The outage illustrated just how big AWS has become. No wonder it is the ‘golden goose’ for Amazon, topping $12 billion in sales in 2016 — up 55 percent 2015 — blowing past a goal of reaching $10 billion in sales in 2016. It also has captured more than 40 percent of the cloud computing market, according to a recent report.

Outages are inevitible

There have been many high profile accounts in the news recently of big name websites being attacked and thus crashing. The New York Times has gone down twice in recent weeks and Microsoft Outlook and Apple both experienced outages. Even Google wasn’t immune and was offline for almost five minutes.

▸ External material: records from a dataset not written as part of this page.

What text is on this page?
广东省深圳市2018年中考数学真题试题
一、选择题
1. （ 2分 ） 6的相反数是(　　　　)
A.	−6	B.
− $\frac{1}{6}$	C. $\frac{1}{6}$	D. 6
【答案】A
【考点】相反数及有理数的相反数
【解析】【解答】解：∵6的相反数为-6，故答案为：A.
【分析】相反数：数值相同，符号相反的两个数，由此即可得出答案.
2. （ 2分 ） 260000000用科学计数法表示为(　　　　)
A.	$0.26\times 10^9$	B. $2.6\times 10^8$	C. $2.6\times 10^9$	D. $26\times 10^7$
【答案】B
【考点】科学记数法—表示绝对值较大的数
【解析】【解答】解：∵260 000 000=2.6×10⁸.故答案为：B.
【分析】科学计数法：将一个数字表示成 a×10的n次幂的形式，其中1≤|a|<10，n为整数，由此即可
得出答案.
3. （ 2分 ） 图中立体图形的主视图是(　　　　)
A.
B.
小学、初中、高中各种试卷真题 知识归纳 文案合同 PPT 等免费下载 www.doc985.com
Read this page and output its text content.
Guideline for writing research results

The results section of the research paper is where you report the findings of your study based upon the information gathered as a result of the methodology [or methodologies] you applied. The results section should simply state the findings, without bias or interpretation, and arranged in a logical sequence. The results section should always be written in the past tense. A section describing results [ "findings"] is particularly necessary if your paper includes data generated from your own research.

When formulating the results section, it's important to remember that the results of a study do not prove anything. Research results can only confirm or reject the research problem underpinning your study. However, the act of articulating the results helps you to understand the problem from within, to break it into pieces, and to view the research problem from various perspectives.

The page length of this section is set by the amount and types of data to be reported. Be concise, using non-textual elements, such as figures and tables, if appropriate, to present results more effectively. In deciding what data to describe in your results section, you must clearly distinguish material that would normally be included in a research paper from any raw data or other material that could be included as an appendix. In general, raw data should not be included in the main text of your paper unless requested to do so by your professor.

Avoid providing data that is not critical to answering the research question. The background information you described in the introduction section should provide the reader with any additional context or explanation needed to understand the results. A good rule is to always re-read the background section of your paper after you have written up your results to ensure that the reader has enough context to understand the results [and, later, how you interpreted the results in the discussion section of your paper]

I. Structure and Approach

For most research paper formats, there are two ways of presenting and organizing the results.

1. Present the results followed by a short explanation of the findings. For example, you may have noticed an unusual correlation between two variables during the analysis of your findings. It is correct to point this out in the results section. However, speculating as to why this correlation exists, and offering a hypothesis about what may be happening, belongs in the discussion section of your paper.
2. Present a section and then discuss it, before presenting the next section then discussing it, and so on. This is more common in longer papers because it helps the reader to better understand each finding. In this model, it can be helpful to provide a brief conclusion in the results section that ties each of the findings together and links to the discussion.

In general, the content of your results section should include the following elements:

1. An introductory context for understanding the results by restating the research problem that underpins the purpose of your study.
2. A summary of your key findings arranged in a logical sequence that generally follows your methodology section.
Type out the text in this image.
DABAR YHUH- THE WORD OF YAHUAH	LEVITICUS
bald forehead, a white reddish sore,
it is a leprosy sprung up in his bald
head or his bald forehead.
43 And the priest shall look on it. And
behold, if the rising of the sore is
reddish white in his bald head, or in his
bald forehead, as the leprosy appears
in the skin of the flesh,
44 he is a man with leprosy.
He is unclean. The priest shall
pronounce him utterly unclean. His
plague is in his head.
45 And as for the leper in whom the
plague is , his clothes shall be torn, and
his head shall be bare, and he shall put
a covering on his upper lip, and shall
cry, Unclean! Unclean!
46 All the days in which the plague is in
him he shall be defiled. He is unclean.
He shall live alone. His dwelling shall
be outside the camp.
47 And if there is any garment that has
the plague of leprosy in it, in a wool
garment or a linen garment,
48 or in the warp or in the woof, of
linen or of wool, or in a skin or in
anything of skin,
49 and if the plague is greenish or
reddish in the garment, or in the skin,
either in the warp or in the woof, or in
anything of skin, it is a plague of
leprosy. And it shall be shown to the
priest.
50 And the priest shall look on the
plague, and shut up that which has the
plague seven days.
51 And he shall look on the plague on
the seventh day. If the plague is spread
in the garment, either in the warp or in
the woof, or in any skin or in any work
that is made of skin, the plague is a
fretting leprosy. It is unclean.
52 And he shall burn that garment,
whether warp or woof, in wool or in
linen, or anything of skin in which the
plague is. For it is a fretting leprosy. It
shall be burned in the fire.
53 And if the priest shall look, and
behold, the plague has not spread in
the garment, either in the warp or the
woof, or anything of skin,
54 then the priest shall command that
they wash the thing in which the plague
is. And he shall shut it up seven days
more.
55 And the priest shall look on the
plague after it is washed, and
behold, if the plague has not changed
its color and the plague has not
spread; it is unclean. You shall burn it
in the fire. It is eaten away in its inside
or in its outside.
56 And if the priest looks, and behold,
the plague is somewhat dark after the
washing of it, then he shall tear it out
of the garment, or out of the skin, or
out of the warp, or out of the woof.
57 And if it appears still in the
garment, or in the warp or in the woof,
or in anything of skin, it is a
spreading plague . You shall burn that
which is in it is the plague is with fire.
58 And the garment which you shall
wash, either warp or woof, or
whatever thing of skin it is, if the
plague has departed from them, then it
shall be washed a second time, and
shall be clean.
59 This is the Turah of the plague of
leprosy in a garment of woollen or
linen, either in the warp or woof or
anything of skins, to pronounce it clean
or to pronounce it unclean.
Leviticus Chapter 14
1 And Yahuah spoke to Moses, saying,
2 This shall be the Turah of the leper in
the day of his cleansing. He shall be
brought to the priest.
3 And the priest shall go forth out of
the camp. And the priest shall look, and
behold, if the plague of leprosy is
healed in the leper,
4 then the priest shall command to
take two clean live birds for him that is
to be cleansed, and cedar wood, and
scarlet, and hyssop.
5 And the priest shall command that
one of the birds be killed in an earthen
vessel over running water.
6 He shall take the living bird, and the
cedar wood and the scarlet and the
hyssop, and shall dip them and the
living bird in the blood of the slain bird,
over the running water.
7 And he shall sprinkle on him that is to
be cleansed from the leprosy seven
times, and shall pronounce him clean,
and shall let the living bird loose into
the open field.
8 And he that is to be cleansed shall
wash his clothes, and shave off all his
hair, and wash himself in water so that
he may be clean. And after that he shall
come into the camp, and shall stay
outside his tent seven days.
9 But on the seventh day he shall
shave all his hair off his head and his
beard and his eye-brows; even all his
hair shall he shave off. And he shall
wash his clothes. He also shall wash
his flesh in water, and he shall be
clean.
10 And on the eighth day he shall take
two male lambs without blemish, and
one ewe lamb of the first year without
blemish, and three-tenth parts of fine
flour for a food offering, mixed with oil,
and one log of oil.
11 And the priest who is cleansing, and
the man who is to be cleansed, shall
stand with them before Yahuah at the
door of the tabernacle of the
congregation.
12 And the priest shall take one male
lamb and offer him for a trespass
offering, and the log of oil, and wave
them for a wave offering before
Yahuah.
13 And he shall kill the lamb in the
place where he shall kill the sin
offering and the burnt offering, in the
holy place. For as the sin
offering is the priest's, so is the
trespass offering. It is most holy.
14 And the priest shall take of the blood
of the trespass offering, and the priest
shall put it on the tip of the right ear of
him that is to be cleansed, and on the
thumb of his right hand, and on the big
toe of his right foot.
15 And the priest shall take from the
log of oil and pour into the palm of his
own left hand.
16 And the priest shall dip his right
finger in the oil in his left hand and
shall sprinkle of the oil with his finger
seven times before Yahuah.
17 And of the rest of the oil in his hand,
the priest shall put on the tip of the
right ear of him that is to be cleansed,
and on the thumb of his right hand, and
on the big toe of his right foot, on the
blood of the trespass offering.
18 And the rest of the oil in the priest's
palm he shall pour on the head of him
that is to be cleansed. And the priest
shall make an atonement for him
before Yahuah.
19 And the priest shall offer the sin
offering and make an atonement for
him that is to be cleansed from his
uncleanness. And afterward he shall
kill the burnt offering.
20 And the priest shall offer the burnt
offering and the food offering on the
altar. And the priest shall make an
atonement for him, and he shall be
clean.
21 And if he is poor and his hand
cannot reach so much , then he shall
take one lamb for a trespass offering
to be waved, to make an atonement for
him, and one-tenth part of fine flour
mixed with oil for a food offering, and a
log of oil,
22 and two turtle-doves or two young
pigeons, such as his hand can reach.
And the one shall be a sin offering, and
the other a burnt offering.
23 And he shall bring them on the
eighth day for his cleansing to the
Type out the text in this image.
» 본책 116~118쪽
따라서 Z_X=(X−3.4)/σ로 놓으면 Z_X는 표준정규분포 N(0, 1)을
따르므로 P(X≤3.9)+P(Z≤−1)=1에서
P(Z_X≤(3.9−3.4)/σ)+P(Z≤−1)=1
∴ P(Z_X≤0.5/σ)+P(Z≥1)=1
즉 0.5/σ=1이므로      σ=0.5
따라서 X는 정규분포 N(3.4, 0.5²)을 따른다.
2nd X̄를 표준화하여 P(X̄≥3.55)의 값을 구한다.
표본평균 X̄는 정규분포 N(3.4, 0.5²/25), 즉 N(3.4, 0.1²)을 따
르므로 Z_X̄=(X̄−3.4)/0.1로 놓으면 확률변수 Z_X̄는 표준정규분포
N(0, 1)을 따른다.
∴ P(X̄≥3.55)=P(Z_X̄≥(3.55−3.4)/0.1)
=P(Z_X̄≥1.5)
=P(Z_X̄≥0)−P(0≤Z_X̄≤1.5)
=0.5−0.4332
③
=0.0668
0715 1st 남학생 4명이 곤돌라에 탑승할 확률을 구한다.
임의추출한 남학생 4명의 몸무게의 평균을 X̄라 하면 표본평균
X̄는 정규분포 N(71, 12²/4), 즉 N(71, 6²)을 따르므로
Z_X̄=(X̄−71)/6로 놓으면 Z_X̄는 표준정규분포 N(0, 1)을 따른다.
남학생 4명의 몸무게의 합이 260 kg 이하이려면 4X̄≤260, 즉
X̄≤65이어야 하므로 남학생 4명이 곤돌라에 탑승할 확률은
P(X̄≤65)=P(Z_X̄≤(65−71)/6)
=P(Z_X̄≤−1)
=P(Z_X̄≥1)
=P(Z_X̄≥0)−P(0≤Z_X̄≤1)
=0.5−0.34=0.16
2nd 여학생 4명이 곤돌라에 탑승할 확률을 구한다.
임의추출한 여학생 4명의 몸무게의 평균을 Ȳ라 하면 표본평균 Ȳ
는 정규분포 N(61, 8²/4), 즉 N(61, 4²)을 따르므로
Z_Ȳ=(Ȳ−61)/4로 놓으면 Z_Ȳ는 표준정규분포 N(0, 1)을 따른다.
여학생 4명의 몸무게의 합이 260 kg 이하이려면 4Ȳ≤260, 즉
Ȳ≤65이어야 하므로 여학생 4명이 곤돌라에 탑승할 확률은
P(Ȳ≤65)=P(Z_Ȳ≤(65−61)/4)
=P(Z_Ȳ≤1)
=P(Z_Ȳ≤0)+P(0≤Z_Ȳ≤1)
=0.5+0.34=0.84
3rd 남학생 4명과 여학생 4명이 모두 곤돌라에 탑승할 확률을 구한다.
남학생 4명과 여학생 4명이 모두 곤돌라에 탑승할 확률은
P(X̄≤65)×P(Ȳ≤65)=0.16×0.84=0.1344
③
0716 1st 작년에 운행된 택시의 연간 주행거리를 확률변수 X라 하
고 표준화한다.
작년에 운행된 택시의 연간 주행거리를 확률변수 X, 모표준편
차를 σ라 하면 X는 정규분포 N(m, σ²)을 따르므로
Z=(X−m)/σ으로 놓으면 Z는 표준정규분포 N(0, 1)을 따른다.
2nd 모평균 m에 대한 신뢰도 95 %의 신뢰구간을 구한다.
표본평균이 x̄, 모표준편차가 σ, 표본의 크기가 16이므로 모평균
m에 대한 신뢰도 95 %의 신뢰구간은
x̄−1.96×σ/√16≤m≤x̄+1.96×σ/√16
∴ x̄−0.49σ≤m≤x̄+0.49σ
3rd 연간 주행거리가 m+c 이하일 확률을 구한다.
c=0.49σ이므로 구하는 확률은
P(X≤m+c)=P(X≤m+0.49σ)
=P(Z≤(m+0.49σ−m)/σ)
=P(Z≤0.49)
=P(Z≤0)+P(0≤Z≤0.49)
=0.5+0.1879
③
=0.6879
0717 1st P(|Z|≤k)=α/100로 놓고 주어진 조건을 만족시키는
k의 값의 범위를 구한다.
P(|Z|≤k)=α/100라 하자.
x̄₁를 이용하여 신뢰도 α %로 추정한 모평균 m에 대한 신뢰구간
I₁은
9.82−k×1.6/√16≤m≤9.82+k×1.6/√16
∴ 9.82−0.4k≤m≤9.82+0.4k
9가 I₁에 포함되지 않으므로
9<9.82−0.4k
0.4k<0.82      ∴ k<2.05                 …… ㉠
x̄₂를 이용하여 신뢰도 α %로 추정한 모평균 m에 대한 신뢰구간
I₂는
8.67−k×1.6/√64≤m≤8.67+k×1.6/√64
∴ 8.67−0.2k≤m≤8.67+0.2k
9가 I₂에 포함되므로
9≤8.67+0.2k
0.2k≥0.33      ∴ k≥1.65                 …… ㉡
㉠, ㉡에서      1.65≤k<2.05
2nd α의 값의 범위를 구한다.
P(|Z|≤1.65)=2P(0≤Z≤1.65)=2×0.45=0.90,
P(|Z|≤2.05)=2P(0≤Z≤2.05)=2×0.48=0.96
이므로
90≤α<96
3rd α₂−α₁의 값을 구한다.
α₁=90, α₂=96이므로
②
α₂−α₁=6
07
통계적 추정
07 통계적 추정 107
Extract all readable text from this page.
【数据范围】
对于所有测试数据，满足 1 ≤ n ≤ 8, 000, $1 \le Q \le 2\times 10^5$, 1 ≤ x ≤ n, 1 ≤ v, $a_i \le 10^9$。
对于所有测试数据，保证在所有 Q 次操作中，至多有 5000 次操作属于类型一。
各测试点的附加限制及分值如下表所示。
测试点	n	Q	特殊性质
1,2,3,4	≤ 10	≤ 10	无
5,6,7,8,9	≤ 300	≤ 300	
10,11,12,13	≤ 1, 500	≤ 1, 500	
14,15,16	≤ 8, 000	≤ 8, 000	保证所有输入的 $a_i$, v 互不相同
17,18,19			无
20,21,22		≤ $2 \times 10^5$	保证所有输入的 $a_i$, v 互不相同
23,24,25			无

The first cloud outage that AWS suffered, had occurred in 2011 and then a series of outages followed till date though every time it was only a matter of a few hours, but the loss had been tremendous.

As enterprises migrate more mission-critical workloads into production cloud environments, mere minutes of downtime from a provider can significantly impact profits, damage relations with customers, and cause IT administrators to prematurely age.

But while the global economy increasingly hinges on the ability of cloud services providers — especially those operating at hyper-scale proportions — to guarantee uptime and maintain service, outages are still common.

The causes can range from power outages to faulty software updates to overloaded servers to database errors. And far too often, we never learn the true nature and scope of the service failure.

A pertinent question is what a business can ask when faced with the disaster of its website going down. Nati Shalom, CTO & Founder at Cloudify, mentioned in his blog some effective ways in which CIOs can avoid such failures.

- Have an expert disaster recovery manager in place.

- Find a design a solution that will take care of the disaster.

- Avoid single points of failures such as parts of apps that are easily available in different regions/cloud 

- Alerts need to be set in place.

- Documenting DR operational processes and automations and then breaking different parts of applications will also help

- Set up a redundant software application that can service failure

Experts agree that any IT system, whether on-premises or in the cloud, will always be susceptible to service outages, and organizations need to be prepared for that. As Veteran entrepreneur and tech podcaster Marco Arment pointed out, “Nobody can gloat during the S3 outage. EVERY hosting platform goes down. It’s just a lesson for the young people who thought AWS didn’t.”

 However, the most proactive CIOs should take failure [their own or others’ failure] into account to build a robust and dynamic infrastructure that can withstand any cloud failure.